Îlot de résistance

À l'Institut d'Art Contemporain, Berdaguer et Péjus présentent des installations explorant l'architecture, les sciences ou d'autres savoirs, ainsi que leurs pouvoirs de domination sur notre corps et notre psyché. Jean-Emmanuel Denave


À l'Institut d'Art Contemporain (IAC), on se creuse la tête et même... le cerveau ! Cerveau à propos duquel Nathalie Ergino (directrice de l'IAC) programme de nombreuses expositions, des colloques, des conférences confrontant sciences et arts plastiques (la notion de plasticité étant d'ailleurs, pour la neurologie comme pour l'art, une notion centrale). À l'heure où les neurosciences sont en pleine expansion et envahissent l'espace social et universitaire, l'initiative de l'IAC ne peut être que saluée.
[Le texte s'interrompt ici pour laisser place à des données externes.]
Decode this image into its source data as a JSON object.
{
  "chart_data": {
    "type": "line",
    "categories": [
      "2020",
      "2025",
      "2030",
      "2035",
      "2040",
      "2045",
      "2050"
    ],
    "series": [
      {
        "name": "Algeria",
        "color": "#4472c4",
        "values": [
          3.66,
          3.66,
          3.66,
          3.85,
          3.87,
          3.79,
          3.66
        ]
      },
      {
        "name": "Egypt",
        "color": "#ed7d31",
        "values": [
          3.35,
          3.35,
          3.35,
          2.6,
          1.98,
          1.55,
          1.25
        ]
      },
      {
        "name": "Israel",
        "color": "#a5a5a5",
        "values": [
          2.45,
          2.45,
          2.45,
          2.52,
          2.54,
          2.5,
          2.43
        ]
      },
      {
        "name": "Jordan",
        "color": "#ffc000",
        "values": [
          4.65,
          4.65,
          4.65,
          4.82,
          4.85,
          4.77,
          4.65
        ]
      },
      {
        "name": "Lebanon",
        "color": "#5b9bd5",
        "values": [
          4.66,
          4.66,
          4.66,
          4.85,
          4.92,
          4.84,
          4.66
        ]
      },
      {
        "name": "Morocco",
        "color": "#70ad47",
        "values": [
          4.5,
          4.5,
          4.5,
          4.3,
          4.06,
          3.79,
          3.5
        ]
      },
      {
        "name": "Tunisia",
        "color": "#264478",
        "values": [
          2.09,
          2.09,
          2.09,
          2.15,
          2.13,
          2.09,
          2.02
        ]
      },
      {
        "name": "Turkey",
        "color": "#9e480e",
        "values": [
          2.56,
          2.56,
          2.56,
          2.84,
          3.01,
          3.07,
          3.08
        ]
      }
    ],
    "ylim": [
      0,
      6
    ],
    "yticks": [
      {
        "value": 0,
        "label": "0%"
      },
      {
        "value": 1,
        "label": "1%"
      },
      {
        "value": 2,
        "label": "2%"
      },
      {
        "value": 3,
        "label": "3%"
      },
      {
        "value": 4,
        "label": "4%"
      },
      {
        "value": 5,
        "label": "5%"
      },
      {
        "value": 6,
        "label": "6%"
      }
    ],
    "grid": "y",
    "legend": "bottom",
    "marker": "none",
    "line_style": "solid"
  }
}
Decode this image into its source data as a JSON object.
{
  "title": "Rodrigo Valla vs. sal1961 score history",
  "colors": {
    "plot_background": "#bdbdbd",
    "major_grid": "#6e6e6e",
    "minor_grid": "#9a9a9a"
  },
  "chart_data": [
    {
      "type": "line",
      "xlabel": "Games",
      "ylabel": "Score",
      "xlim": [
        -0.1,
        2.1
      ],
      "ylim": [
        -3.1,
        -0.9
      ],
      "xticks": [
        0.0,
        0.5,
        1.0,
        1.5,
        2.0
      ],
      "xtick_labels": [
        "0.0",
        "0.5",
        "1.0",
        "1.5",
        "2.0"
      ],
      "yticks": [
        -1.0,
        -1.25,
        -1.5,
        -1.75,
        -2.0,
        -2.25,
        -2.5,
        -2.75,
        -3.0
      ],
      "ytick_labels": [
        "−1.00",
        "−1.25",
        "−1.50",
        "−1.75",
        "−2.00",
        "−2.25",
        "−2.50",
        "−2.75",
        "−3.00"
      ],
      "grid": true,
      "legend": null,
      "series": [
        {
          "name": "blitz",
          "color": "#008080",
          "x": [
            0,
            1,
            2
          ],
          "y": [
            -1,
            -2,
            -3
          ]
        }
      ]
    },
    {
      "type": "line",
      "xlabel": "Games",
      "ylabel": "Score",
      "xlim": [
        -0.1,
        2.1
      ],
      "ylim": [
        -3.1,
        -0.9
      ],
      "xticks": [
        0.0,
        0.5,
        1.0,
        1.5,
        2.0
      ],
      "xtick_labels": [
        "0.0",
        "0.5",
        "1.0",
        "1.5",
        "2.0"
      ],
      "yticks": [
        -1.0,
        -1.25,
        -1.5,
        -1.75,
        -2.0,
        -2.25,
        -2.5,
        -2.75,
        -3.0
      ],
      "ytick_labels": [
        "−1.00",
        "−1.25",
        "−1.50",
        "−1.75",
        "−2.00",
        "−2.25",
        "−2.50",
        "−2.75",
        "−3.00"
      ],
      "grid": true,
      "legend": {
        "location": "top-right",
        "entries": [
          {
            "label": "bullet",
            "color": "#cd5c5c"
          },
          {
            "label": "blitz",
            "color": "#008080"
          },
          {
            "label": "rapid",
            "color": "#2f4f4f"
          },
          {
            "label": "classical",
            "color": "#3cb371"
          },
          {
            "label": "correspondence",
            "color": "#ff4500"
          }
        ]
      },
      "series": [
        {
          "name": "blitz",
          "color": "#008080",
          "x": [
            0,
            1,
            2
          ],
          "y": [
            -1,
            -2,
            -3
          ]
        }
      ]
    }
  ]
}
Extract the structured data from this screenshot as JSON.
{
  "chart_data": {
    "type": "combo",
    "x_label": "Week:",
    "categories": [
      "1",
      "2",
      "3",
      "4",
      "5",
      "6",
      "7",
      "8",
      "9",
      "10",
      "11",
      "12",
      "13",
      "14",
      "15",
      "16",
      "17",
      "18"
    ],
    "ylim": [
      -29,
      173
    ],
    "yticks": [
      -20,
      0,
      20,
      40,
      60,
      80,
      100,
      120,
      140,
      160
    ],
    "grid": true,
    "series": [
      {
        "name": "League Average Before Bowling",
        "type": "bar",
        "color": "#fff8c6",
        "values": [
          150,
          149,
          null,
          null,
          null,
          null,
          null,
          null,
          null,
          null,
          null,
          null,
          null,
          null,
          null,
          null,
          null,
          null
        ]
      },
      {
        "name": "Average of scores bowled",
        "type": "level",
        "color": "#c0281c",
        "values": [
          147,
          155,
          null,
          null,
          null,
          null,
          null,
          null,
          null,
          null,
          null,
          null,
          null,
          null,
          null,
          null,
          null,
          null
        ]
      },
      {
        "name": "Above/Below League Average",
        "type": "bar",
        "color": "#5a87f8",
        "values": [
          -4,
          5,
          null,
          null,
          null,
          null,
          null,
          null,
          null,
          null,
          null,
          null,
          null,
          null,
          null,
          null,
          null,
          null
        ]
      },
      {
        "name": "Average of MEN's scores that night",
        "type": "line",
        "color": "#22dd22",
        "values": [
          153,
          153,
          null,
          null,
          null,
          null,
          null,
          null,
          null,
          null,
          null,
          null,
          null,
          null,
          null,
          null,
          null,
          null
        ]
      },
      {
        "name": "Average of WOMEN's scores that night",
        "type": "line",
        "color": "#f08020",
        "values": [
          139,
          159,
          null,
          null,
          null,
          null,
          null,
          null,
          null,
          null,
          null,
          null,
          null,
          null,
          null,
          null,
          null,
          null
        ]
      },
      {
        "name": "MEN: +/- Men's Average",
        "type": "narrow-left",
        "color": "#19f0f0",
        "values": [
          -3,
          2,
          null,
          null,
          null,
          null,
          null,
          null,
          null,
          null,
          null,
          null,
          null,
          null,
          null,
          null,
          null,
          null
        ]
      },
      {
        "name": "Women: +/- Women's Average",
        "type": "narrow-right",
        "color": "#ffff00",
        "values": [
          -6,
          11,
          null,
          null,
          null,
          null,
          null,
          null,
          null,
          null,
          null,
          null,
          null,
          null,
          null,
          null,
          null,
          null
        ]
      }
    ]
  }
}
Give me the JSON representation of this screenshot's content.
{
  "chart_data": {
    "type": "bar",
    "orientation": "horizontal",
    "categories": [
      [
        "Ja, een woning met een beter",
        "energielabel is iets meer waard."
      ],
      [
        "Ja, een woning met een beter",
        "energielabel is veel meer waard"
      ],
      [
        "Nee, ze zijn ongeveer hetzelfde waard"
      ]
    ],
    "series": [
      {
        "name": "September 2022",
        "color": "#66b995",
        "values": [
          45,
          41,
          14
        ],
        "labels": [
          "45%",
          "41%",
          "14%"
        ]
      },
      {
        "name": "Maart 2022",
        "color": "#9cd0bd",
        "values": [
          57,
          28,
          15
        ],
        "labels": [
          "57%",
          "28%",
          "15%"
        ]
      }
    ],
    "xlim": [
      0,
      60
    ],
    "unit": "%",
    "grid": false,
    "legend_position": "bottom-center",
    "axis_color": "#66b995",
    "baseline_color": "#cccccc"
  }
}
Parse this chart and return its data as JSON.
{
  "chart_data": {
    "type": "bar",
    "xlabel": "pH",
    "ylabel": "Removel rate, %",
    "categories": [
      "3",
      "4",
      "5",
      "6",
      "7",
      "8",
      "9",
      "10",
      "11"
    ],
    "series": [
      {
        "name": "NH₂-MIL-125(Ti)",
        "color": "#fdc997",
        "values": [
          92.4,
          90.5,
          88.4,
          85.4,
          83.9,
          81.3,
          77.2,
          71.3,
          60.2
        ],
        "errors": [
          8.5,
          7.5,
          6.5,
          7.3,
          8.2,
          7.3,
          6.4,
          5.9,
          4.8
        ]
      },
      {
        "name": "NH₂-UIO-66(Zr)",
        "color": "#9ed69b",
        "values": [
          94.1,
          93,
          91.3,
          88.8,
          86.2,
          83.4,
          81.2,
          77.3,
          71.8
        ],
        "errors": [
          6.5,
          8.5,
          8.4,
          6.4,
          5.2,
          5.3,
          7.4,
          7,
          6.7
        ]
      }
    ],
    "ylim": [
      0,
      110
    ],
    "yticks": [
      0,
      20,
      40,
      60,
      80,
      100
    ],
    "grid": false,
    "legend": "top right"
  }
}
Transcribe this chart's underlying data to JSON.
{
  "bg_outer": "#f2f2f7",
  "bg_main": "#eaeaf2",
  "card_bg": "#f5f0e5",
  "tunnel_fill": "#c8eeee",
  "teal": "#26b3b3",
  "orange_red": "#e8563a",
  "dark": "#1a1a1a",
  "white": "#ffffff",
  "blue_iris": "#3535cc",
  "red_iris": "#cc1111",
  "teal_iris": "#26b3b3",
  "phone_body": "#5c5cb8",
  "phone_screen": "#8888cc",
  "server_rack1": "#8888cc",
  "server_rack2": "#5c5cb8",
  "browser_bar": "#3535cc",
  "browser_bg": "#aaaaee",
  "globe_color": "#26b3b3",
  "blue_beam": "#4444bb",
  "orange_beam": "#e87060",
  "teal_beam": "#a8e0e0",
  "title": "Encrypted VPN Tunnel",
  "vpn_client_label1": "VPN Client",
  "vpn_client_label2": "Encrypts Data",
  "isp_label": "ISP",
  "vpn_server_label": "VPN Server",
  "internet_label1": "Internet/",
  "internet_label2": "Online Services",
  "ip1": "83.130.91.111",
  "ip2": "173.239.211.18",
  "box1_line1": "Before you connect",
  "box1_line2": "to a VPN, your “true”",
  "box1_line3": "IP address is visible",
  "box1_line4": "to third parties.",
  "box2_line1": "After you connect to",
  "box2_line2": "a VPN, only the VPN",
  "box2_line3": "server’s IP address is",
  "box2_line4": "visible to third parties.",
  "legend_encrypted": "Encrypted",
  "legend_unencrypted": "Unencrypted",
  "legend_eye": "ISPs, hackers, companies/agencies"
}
Il est toujours stimulant que des artistes s'emparent des enjeux contemporains pour les décrypter, les désosser, les présenter sous un autre angle, voire pour résister à la domination de certaines normes, savoirs ou idées reçues... Le travail de Marie Péjus et Christophe Berdaguer s'inscrit dans ce sillage, leurs œuvres explorant les relations entre cerveau, corps et environnement, tout en s'appuyant sur des domaines aussi divers que la psychanalyse, la neurologie, l'architecture, la parapsychologie....

Possibilités d'une île

«Le titre de notre exposition, Insula, évoque tout à la fois une île et ses possibilités d'utopies, l'habitat collectif dans la Rome antique et donc le vivre ensemble, et une petite zone de notre cerveau qui gère les émotions», précise Christophe Berdaguer. Cette île rassemble, dans une mise en scène très fine (échos entre les œuvres, alternance d'atmosphères très différentes...), des œuvres récentes ou anciennes qui se présentent sous forme d'installations, d'architectures, d'environnements parfois très esthétiques... Une structure empruntée à l'architecte Gaudi y croise par exemple la communauté alternative sur l'archipel écossais de Saint-Kilda. Une étrange et sombre «salle de consultation» au cœur du musée évoque le dispositif spatial de la psychanalyse, avec la «scénographie» singulière inventée par Freud du divan et du fauteuil. Ailleurs, des projections vidéos nous entraînent dans une «forêt épileptique» aux arbres éclairés par des stroboscopes dont la fréquence est susceptible de provoquer des crises d'épilepsie. Le visiteur est tour à tour immergé dans des environnements très «sensoriels», ou confronté, avec plus de distance critique, à des œuvres énigmatiques tels ces deux hublots emplis d'eau sombre où nagent peut-être deux poissons aveugles... Les artistes invitent aussi au doute, à la réflexion, et tout simplement à la lecture du livret d'exposition pour bien comprendre les enjeux et les références de leurs installations.

Effets de surface

Si les thématiques investies par Berdaguer et Péjus sont passionnantes, leurs pièces s'avèrent parfois un peu limitées, restant à la surface des choses ou fonctionnant comme simple renvoi à une problématique scientifique. Leur «Jardin psychologique», par exemple, est constitué d'un haut grillage entourant un sol de sable noir, avec quelques mobiles colorés suspendus. Ces mobiles représentent les différentes taches du célèbre test de Rorschach et l'installation, d'allure lugubre, se veut une critique des tests psychologiques classant les individus dans des cases étroites. La controverse n'est pas nouvelle et l'œuvre concrètement parcourue reste, de notre point de vue, anecdotique. Ou pour le dire autrement : beaucoup d'efforts déployés et d'espace utilisé pour un résultat sensoriel maigre et une pensée critique peu originale... Nous éprouvons le même sentiment à la découverte d'une installation visuelle et sonore reconstituant les «paroles martiennes» d'une illuminée du XIXe siècle ayant inventé quelque 400 mots pour s'adresser aux ancêtres d'E.T... Il ne s'agit ici que d'une transposition plastique d'un phénomène linguistique singulier, laissant sur sa faim... «Nos œuvres essaient de retourner et de questionner le pouvoir des architectes, des médecins et des instances scientifiques. Nous créons des situations étranges afin que le visiteur soit pris au dépourvu et soit amené à trouver sa propre place», déclare le duo. Mais leur démarche, souvent stimulante, ne fonctionne plus lorsque leurs œuvres ne font qu'évoquer, informer ou matérialiser certaines élucubrations documentées.